Not defining a clear question or set of assumptions is by far the largest source of catastrophic errors in any data analysis. Why? Because no matter what you do with the data, if you didn't have a clear question to begin with, whatever answer you've arrived at is completely meaningless. You'll often see analyses that start with "we took the data and did linear regression; here we report the coefficients and confidence intervals". Without specifying a concrete goal, how can we judge what these coefficients are supposed to mean? Without a clear description of modeling assumptions, how can we know that the confidence intervals actually have their promised level of coverage? You could have infinite data and still get it all wrong: don't forget that data science is about science and not just data. Leaving questions and assumptions implicit causes confusion.
It's not always easy to pin down a good question. Most of the time, domain experts actually have a large swath of vague, interlocking questions: it's part of the statistician's job to wrangle these down to something concrete.
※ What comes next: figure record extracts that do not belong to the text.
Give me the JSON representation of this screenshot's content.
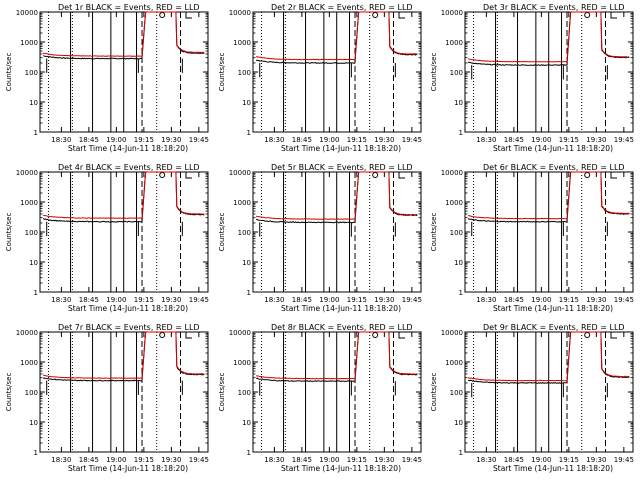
{
  "chart_data": [
    {
      "type": "line",
      "title": "Det 1r BLACK = Events, RED = LLD",
      "xlabel": "Start Time (14-Jun-11 18:18:20)",
      "ylabel": "Counts/sec",
      "yscale": "log",
      "ylim": [
        1,
        10000
      ],
      "yticks": [
        "1",
        "10",
        "100",
        "1000",
        "10000"
      ],
      "xticks": [
        "18:30",
        "18:45",
        "19:00",
        "19:15",
        "19:30",
        "19:45"
      ],
      "events_level": 280,
      "lld_level": 340,
      "peak": 12000,
      "after_level": 450,
      "series": [
        {
          "name": "BLACK = Events",
          "color": "#000000"
        },
        {
          "name": "RED = LLD",
          "color": "#d40000"
        }
      ]
    },
    {
      "type": "line",
      "title": "Det 2r BLACK = Events, RED = LLD",
      "xlabel": "Start Time (14-Jun-11 18:18:20)",
      "ylabel": "Counts/sec",
      "yscale": "log",
      "ylim": [
        1,
        10000
      ],
      "yticks": [
        "1",
        "10",
        "100",
        "1000",
        "10000"
      ],
      "xticks": [
        "18:30",
        "18:45",
        "19:00",
        "19:15",
        "19:30",
        "19:45"
      ],
      "events_level": 200,
      "lld_level": 260,
      "peak": 12000,
      "after_level": 400,
      "series": [
        {
          "name": "BLACK = Events",
          "color": "#000000"
        },
        {
          "name": "RED = LLD",
          "color": "#d40000"
        }
      ]
    },
    {
      "type": "line",
      "title": "Det 3r BLACK = Events, RED = LLD",
      "xlabel": "Start Time (14-Jun-11 18:18:20)",
      "ylabel": "Counts/sec",
      "yscale": "log",
      "ylim": [
        1,
        10000
      ],
      "yticks": [
        "1",
        "10",
        "100",
        "1000",
        "10000"
      ],
      "xticks": [
        "18:30",
        "18:45",
        "19:00",
        "19:15",
        "19:30",
        "19:45"
      ],
      "events_level": 170,
      "lld_level": 220,
      "peak": 12000,
      "after_level": 320,
      "series": [
        {
          "name": "BLACK = Events",
          "color": "#000000"
        },
        {
          "name": "RED = LLD",
          "color": "#d40000"
        }
      ]
    },
    {
      "type": "line",
      "title": "Det 4r BLACK = Events, RED = LLD",
      "xlabel": "Start Time (14-Jun-11 18:18:20)",
      "ylabel": "Counts/sec",
      "yscale": "log",
      "ylim": [
        1,
        10000
      ],
      "yticks": [
        "1",
        "10",
        "100",
        "1000",
        "10000"
      ],
      "xticks": [
        "18:30",
        "18:45",
        "19:00",
        "19:15",
        "19:30",
        "19:45"
      ],
      "events_level": 220,
      "lld_level": 290,
      "peak": 12000,
      "after_level": 400,
      "series": [
        {
          "name": "BLACK = Events",
          "color": "#000000"
        },
        {
          "name": "RED = LLD",
          "color": "#d40000"
        }
      ]
    },
    {
      "type": "line",
      "title": "Det 5r BLACK = Events, RED = LLD",
      "xlabel": "Start Time (14-Jun-11 18:18:20)",
      "ylabel": "Counts/sec",
      "yscale": "log",
      "ylim": [
        1,
        10000
      ],
      "yticks": [
        "1",
        "10",
        "100",
        "1000",
        "10000"
      ],
      "xticks": [
        "18:30",
        "18:45",
        "19:00",
        "19:15",
        "19:30",
        "19:45"
      ],
      "events_level": 210,
      "lld_level": 270,
      "peak": 12000,
      "after_level": 380,
      "series": [
        {
          "name": "BLACK = Events",
          "color": "#000000"
        },
        {
          "name": "RED = LLD",
          "color": "#d40000"
        }
      ]
    },
    {
      "type": "line",
      "title": "Det 6r BLACK = Events, RED = LLD",
      "xlabel": "Start Time (14-Jun-11 18:18:20)",
      "ylabel": "Counts/sec",
      "yscale": "log",
      "ylim": [
        1,
        10000
      ],
      "yticks": [
        "1",
        "10",
        "100",
        "1000",
        "10000"
      ],
      "xticks": [
        "18:30",
        "18:45",
        "19:00",
        "19:15",
        "19:30",
        "19:45"
      ],
      "events_level": 220,
      "lld_level": 280,
      "peak": 12000,
      "after_level": 420,
      "series": [
        {
          "name": "BLACK = Events",
          "color": "#000000"
        },
        {
          "name": "RED = LLD",
          "color": "#d40000"
        }
      ]
    },
    {
      "type": "line",
      "title": "Det 7r BLACK = Events, RED = LLD",
      "xlabel": "Start Time (14-Jun-11 18:18:20)",
      "ylabel": "Counts/sec",
      "yscale": "log",
      "ylim": [
        1,
        10000
      ],
      "yticks": [
        "1",
        "10",
        "100",
        "1000",
        "10000"
      ],
      "xticks": [
        "18:30",
        "18:45",
        "19:00",
        "19:15",
        "19:30",
        "19:45"
      ],
      "events_level": 240,
      "lld_level": 290,
      "peak": 12000,
      "after_level": 400,
      "series": [
        {
          "name": "BLACK = Events",
          "color": "#000000"
        },
        {
          "name": "RED = LLD",
          "color": "#d40000"
        }
      ]
    },
    {
      "type": "line",
      "title": "Det 8r BLACK = Events, RED = LLD",
      "xlabel": "Start Time (14-Jun-11 18:18:20)",
      "ylabel": "Counts/sec",
      "yscale": "log",
      "ylim": [
        1,
        10000
      ],
      "yticks": [
        "1",
        "10",
        "100",
        "1000",
        "10000"
      ],
      "xticks": [
        "18:30",
        "18:45",
        "19:00",
        "19:15",
        "19:30",
        "19:45"
      ],
      "events_level": 230,
      "lld_level": 280,
      "peak": 12000,
      "after_level": 400,
      "series": [
        {
          "name": "BLACK = Events",
          "color": "#000000"
        },
        {
          "name": "RED = LLD",
          "color": "#d40000"
        }
      ]
    },
    {
      "type": "line",
      "title": "Det 9r BLACK = Events, RED = LLD",
      "xlabel": "Start Time (14-Jun-11 18:18:20)",
      "ylabel": "Counts/sec",
      "yscale": "log",
      "ylim": [
        1,
        10000
      ],
      "yticks": [
        "1",
        "10",
        "100",
        "1000",
        "10000"
      ],
      "xticks": [
        "18:30",
        "18:45",
        "19:00",
        "19:15",
        "19:30",
        "19:45"
      ],
      "events_level": 200,
      "lld_level": 240,
      "peak": 12000,
      "after_level": 330,
      "series": [
        {
          "name": "BLACK = Events",
          "color": "#000000"
        },
        {
          "name": "RED = LLD",
          "color": "#d40000"
        }
      ]
    }
  ]
}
Moreover, it's understandable that many statisticians and data scientists struggle to clarify their analyses.
When we talk about defining a question (and assumptions) what we mean concretely is having a clear, unambiguous picture in your head about the kinds of mathematical processes that could have generated the data and what attribute or characteristic of the data-generating process you are interested in. This is by necessity an abstract and imaginative process: you can never point to a physical "data-generating distribution" that exists in the real world. These constructs really only exist in the mind of the statistician, but they cannot be done without if you want to meaningfully interpret the result of an analysis.
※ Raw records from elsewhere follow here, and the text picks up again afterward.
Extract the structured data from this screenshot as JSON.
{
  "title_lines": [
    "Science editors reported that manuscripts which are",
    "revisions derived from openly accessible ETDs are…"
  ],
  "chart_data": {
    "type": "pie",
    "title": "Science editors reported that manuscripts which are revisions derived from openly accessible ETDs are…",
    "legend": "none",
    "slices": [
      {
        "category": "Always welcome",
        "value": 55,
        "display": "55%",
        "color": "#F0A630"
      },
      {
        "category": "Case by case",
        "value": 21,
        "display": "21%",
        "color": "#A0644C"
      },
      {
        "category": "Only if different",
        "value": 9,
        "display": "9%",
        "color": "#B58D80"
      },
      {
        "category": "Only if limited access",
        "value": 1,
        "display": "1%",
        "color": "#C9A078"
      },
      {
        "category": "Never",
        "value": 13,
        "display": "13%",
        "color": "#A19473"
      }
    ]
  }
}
You can think of this as an iceberg: you get to see the data, what you do with it, and the results. These are all things you can see and "touch" (at least in a computer program). But that's only the tip of the iceberg, the 10% above the waterline. Under the surface, you have an imagined space of data-generating distributions (different plausible versions of "the real world"), functions that act on these distributions to reveal their true properties (i.e. definitions of "the answer" in each "world"), and an infinite number of repetitions of the statistical processes that generated the data (to allow for a quantification of uncertainty). That's the 90% of the iceberg that remains submerged; imaginary. Outside of simulations, you can't ever touch these things. It's your job to know they are there. The tip of the iceberg can't exist (or at least doesn't mean anything useful) without the hidden mass below.
First, you must define the question and your assumptions and formalize them mathematically. Only then should you start looking at your data and think about what you're going to do with it.
To make all these concepts concrete we'll start by going through the components of a descriptive analysis (the "tip of the iceberg") before adding the components that are necessary for inferential analyses (what's "below the surface").
Credit Due
This way of thinking about statistics has been around implicitly for a long time, albeit couched in a parametric setting. Although many people have contributed to liberating it from parametric assumptions, including Jamie Robins and Anastasios Tsiatis, the clearest nonparametric exposition is given by the Statistical Roadmap envisioned by Maya Petersen and Mark van der Laan (and popularized to a great extent by Laura Balzer, Sherri Rose, and others). I (Alejandro) myself first encountered a clear articulation of this perspective in the work of Edward Kennedy, which was reinforced by Peter Aronow and Benjamin Miller. To my knowledge, Judea Pearl gave the first cohesive account of nonparametric structural causal models. I also owe credit to Jeff Leek and Roger Peng for clarifying differences between various kinds of scientific questions. Miguel Hernan has several papers that helped me understand the best practices for turning scientific questions into mathematical abstractions.